To restate:
- You have table PhoneStatus
- With a clustered index
- And a non-clustered index on columns PhoneStatus and PhoneId, in that order
- You are issuing an update with "...WHERE PhoneId = 126"
- There are 20 million rows in the table (i.e. it's big and then some)
SQL will take your query and try to figure out how to do the work without working over
the whole table. For your non-clustered index, the data might look like:
PhoneStatus PhoneID
A 124
A 125
A 126
B 127
C 128
C 129
C 130
etc.
The thing is, SQL will check the first column first, before it checks the value
of the second column.
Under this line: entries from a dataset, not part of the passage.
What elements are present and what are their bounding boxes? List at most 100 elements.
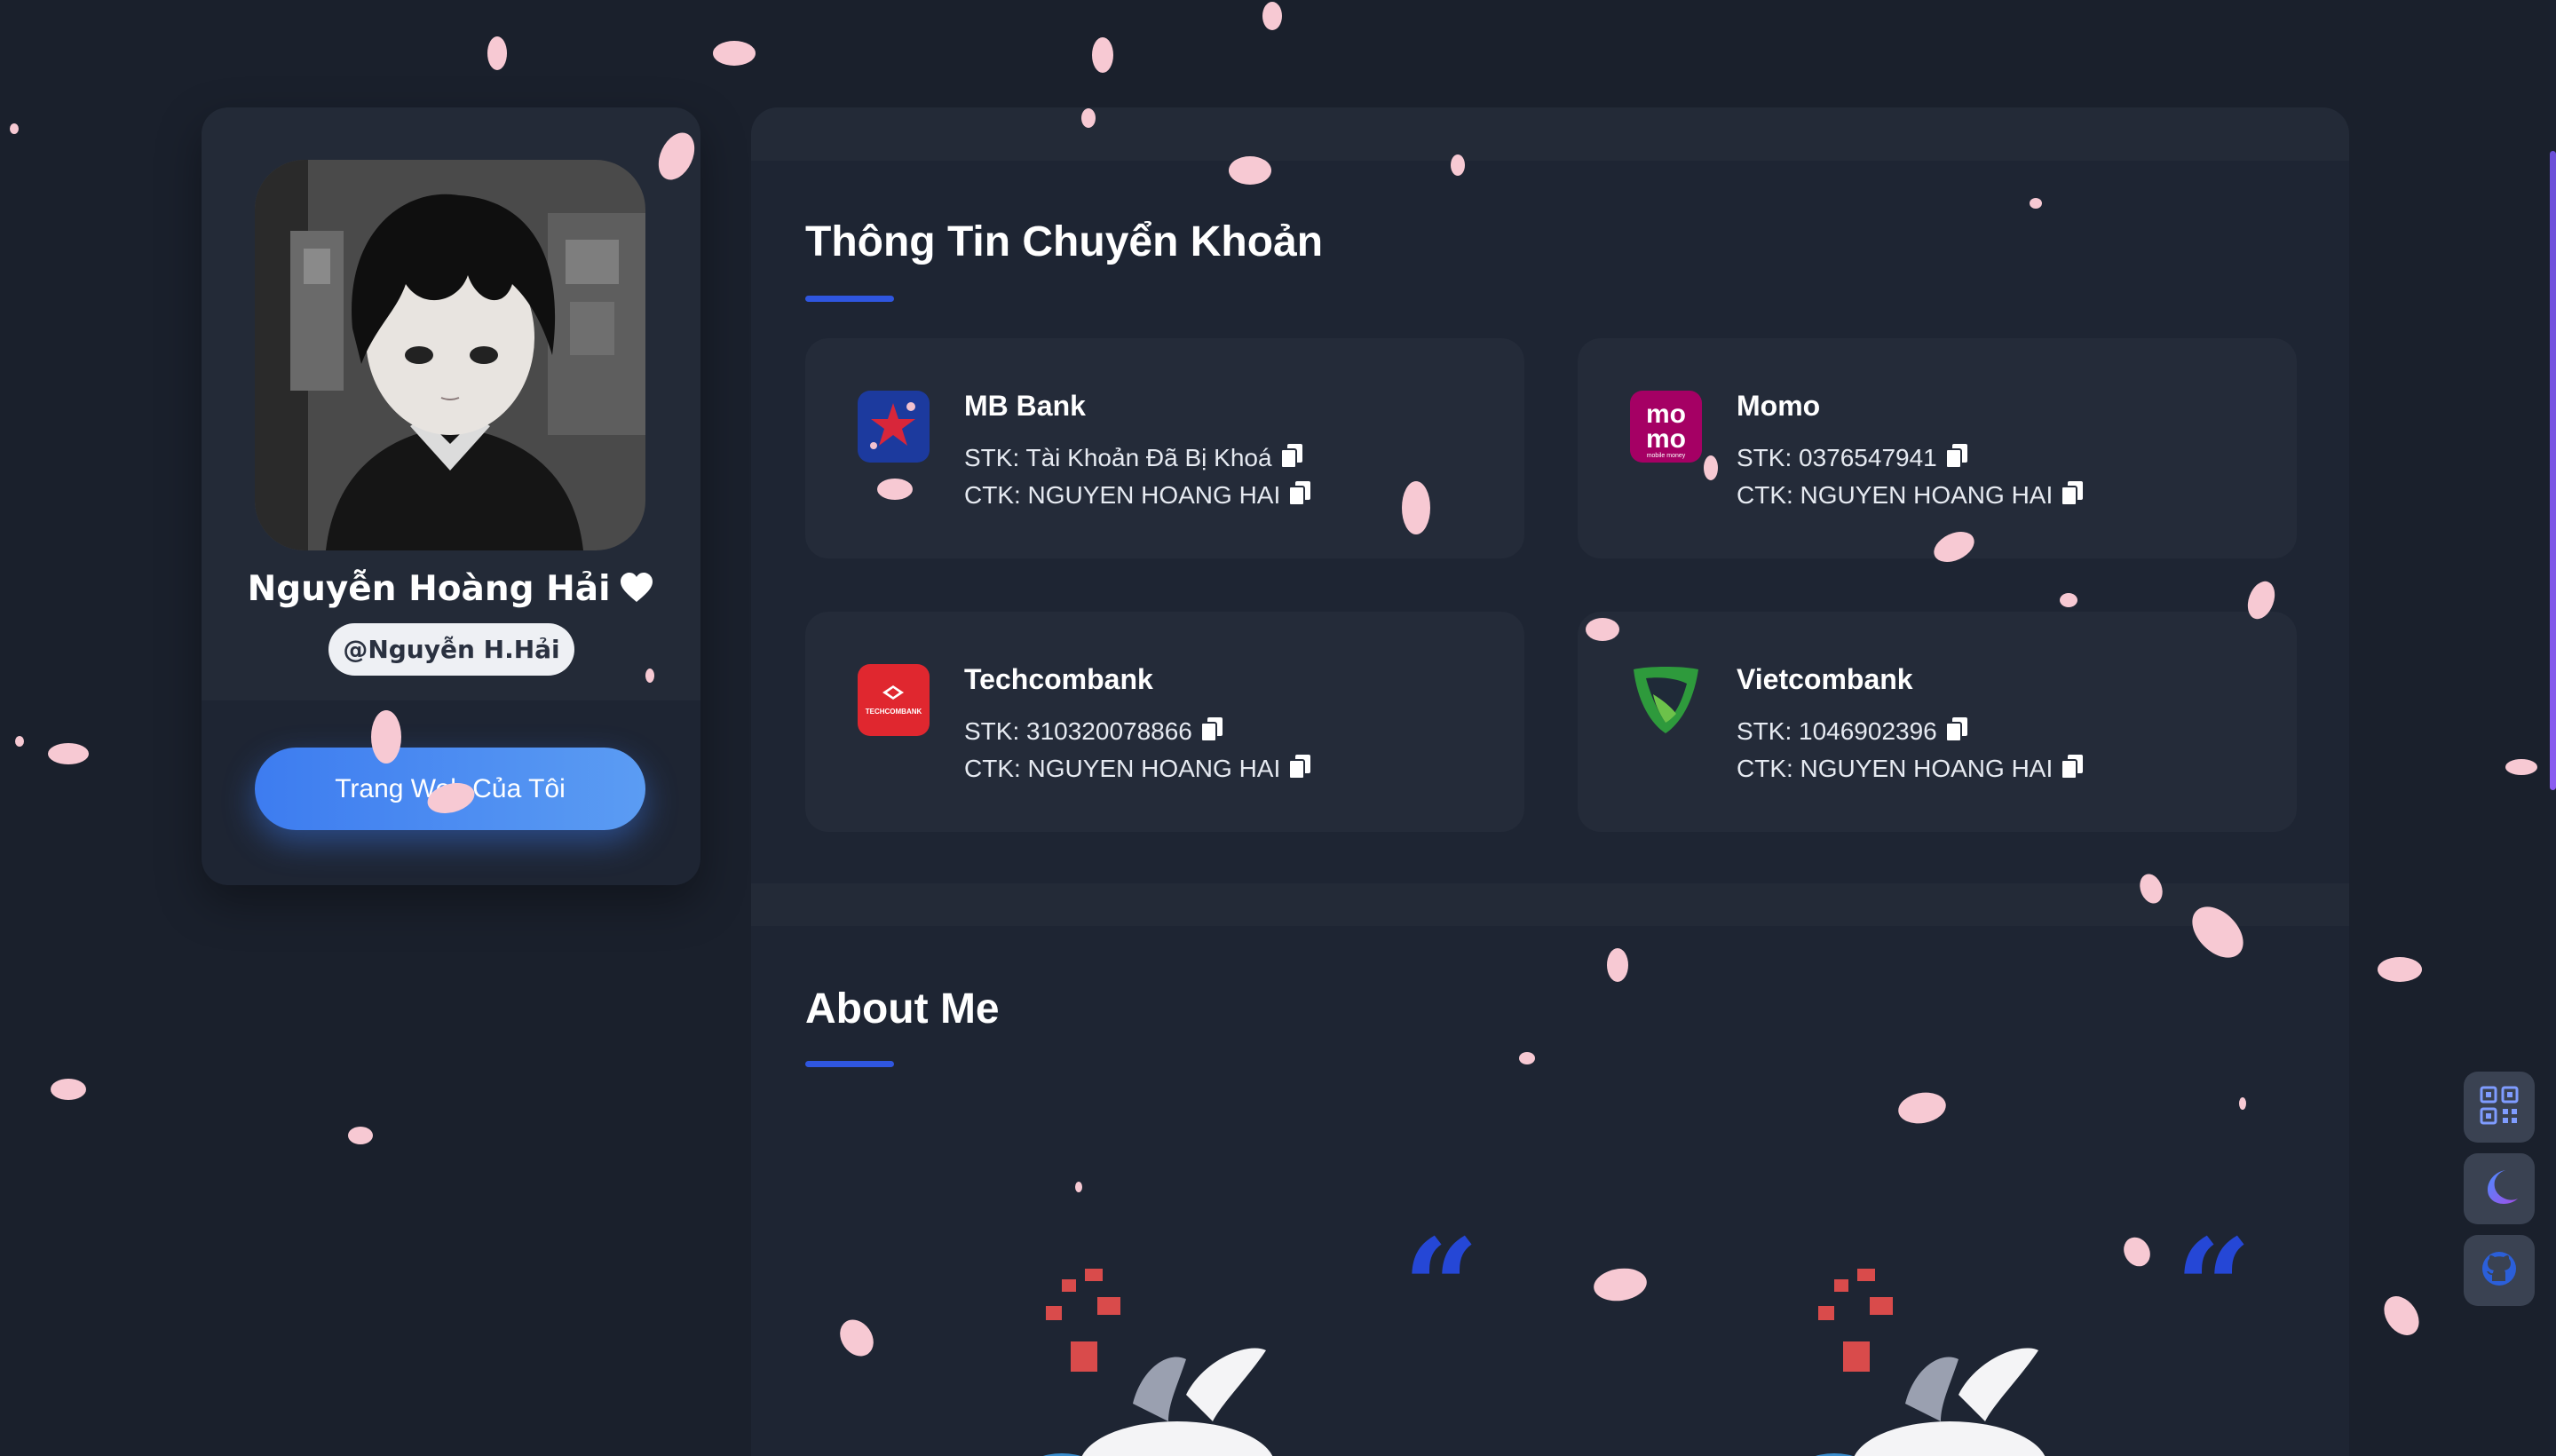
title-underline bbox=[805, 296, 894, 302]
sakura-petal-icon bbox=[1704, 455, 1718, 480]
github-icon bbox=[2479, 1248, 2520, 1294]
section-divider bbox=[751, 883, 2349, 926]
copy-icon[interactable] bbox=[2060, 480, 2085, 513]
sakura-petal-icon bbox=[51, 1079, 86, 1100]
section-divider bbox=[751, 107, 2349, 161]
account-number: STK: 1046902396 bbox=[1737, 717, 1937, 745]
sakura-petal-icon bbox=[2384, 1296, 2419, 1335]
sakura-petal-icon bbox=[1451, 154, 1465, 176]
account-holder: CTK: NGUYEN HOANG HAI bbox=[964, 755, 1281, 782]
sakura-petal-icon bbox=[1519, 1052, 1535, 1064]
qr-code-button[interactable] bbox=[2464, 1072, 2535, 1143]
copy-icon[interactable] bbox=[1279, 443, 1304, 476]
sakura-petal-icon bbox=[1934, 532, 1974, 562]
bank-name: Momo bbox=[1737, 390, 1821, 422]
account-holder: CTK: NGUYEN HOANG HAI bbox=[1737, 481, 2054, 509]
account-holder: CTK: NGUYEN HOANG HAI bbox=[1737, 755, 2054, 782]
sakura-petal-icon bbox=[348, 1127, 373, 1144]
account-number-row: STK: 310320078866 bbox=[964, 716, 1224, 749]
sakura-petal-icon bbox=[840, 1319, 874, 1357]
sakura-petal-icon bbox=[1607, 948, 1628, 982]
transfer-section-title: Thông Tin Chuyển Khoản bbox=[805, 218, 1324, 265]
bunny-sticker bbox=[1808, 1262, 2074, 1456]
account-number: STK: 0376547941 bbox=[1737, 444, 1937, 471]
bunny-sticker bbox=[1035, 1262, 1302, 1456]
about-section-title: About Me bbox=[805, 985, 1000, 1033]
sakura-petal-icon bbox=[427, 783, 475, 813]
momo-logo-text-2: mo bbox=[1646, 424, 1686, 454]
sakura-petal-icon bbox=[48, 743, 89, 764]
sakura-petal-icon bbox=[1092, 37, 1113, 73]
sakura-petal-icon bbox=[2239, 1097, 2246, 1110]
account-number: STK: 310320078866 bbox=[964, 717, 1192, 745]
profile-card: Nguyễn Hoàng Hải @Nguyễn H.Hải Trang Web… bbox=[202, 107, 700, 885]
sakura-petal-icon bbox=[1229, 156, 1271, 185]
bank-card-vietcombank: Vietcombank STK: 1046902396 CTK: NGUYEN … bbox=[1578, 612, 2297, 832]
sakura-petal-icon bbox=[1262, 2, 1282, 30]
momo-logo-icon: mo mo mobile money bbox=[1630, 391, 1702, 463]
sakura-petal-icon bbox=[2124, 1237, 2150, 1267]
sakura-petal-icon bbox=[2030, 198, 2042, 209]
scrollbar[interactable] bbox=[2550, 0, 2556, 1456]
account-holder-row: CTK: NGUYEN HOANG HAI bbox=[964, 480, 1312, 513]
account-number-row: STK: Tài Khoản Đã Bị Khoá bbox=[964, 443, 1304, 476]
profile-name: Nguyễn Hoàng Hải bbox=[202, 569, 700, 613]
bank-card-techcombank: TECHCOMBANK Techcombank STK: 31032007886… bbox=[805, 612, 1524, 832]
page: Nguyễn Hoàng Hải @Nguyễn H.Hải Trang Web… bbox=[0, 0, 2556, 1456]
sakura-petal-icon bbox=[1081, 108, 1096, 128]
copy-icon[interactable] bbox=[1287, 754, 1312, 787]
sakura-petal-icon bbox=[1594, 1268, 1647, 1302]
techcombank-logo-text: TECHCOMBANK bbox=[866, 708, 922, 716]
main-panel: Thông Tin Chuyển Khoản MB Bank STK: Tài … bbox=[751, 107, 2349, 1456]
sakura-petal-icon bbox=[2140, 874, 2163, 904]
sakura-petal-icon bbox=[2192, 906, 2243, 958]
sakura-petal-icon bbox=[877, 479, 913, 500]
quote-mark-icon: “ bbox=[2175, 1210, 2252, 1366]
avatar bbox=[255, 160, 645, 550]
momo-logo-subtext: mobile money bbox=[1647, 453, 1686, 459]
vietcombank-logo-icon bbox=[1630, 664, 1702, 736]
sakura-petal-icon bbox=[645, 669, 654, 683]
copy-icon[interactable] bbox=[1944, 716, 1969, 749]
github-button[interactable] bbox=[2464, 1235, 2535, 1306]
techcombank-logo-icon: TECHCOMBANK bbox=[858, 664, 930, 736]
account-holder-row: CTK: NGUYEN HOANG HAI bbox=[964, 754, 1312, 787]
account-holder-row: CTK: NGUYEN HOANG HAI bbox=[1737, 754, 2085, 787]
bank-name: MB Bank bbox=[964, 390, 1086, 422]
account-holder-row: CTK: NGUYEN HOANG HAI bbox=[1737, 480, 2085, 513]
sakura-petal-icon bbox=[713, 41, 756, 66]
copy-icon[interactable] bbox=[1287, 480, 1312, 513]
copy-icon[interactable] bbox=[2060, 754, 2085, 787]
sakura-petal-icon bbox=[2378, 957, 2422, 982]
sakura-petal-icon bbox=[487, 36, 507, 70]
moon-icon bbox=[2479, 1167, 2520, 1212]
sakura-petal-icon bbox=[2247, 581, 2275, 620]
sakura-petal-icon bbox=[371, 710, 401, 764]
sakura-petal-icon bbox=[15, 736, 24, 747]
sakura-petal-icon bbox=[2505, 759, 2537, 775]
copy-icon[interactable] bbox=[1199, 716, 1224, 749]
scrollbar-thumb[interactable] bbox=[2550, 151, 2556, 790]
sakura-petal-icon bbox=[1402, 481, 1430, 534]
sakura-petal-icon bbox=[1898, 1092, 1946, 1124]
sakura-petal-icon bbox=[1075, 1182, 1082, 1192]
sakura-petal-icon bbox=[10, 123, 19, 134]
profile-name-text: Nguyễn Hoàng Hải bbox=[247, 569, 611, 609]
account-number-row: STK: 0376547941 bbox=[1737, 443, 1969, 476]
account-number-row: STK: 1046902396 bbox=[1737, 716, 1969, 749]
qr-code-icon bbox=[2479, 1085, 2520, 1130]
account-holder: CTK: NGUYEN HOANG HAI bbox=[964, 481, 1281, 509]
quote-mark-icon: “ bbox=[1403, 1210, 1480, 1366]
heart-icon bbox=[619, 572, 654, 613]
profile-handle-badge: @Nguyễn H.Hải bbox=[328, 623, 574, 676]
bank-name: Techcombank bbox=[964, 663, 1153, 695]
mbbank-logo-icon bbox=[858, 391, 930, 463]
theme-toggle-button[interactable] bbox=[2464, 1153, 2535, 1224]
sakura-petal-icon bbox=[658, 132, 695, 180]
copy-icon[interactable] bbox=[1944, 443, 1969, 476]
account-number: STK: Tài Khoản Đã Bị Khoá bbox=[964, 444, 1272, 471]
title-underline bbox=[805, 1061, 894, 1067]
bank-name: Vietcombank bbox=[1737, 663, 1913, 695]
sakura-petal-icon bbox=[2060, 593, 2077, 607]
sakura-petal-icon bbox=[1586, 618, 1619, 641]
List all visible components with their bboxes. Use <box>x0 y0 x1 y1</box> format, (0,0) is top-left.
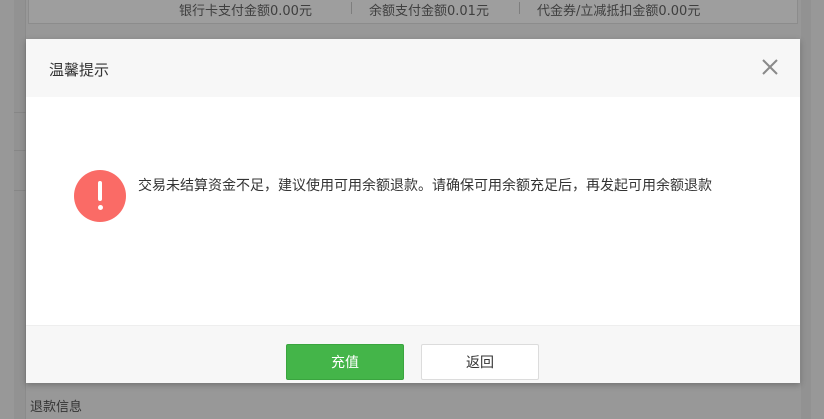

As the first column is not specified in the update, SQL
cannot "shortcut" through the index search tree to the relevant entries, and so will have to scan the entire table. (No, SQL is not clever enough to say "eh, I'll just check
the second column first", and yes, they're right to have done it that way.)
Since the non-clustered index won't make the query faster, it defaults to a table
scan -- and since there is a clustered index, that means it instead becomse a clustered index scan. (If the clustered index is on PhoneId, then you'd have optimal performance on your query, but I'm guessing that's not the case here.)
When you use the hint, it forces the use the non-clustered index, and that will be faster
than the full table scan if the table has a lot more columns than the index (which
essentially has only the two), because there'd be that much less data to sift through.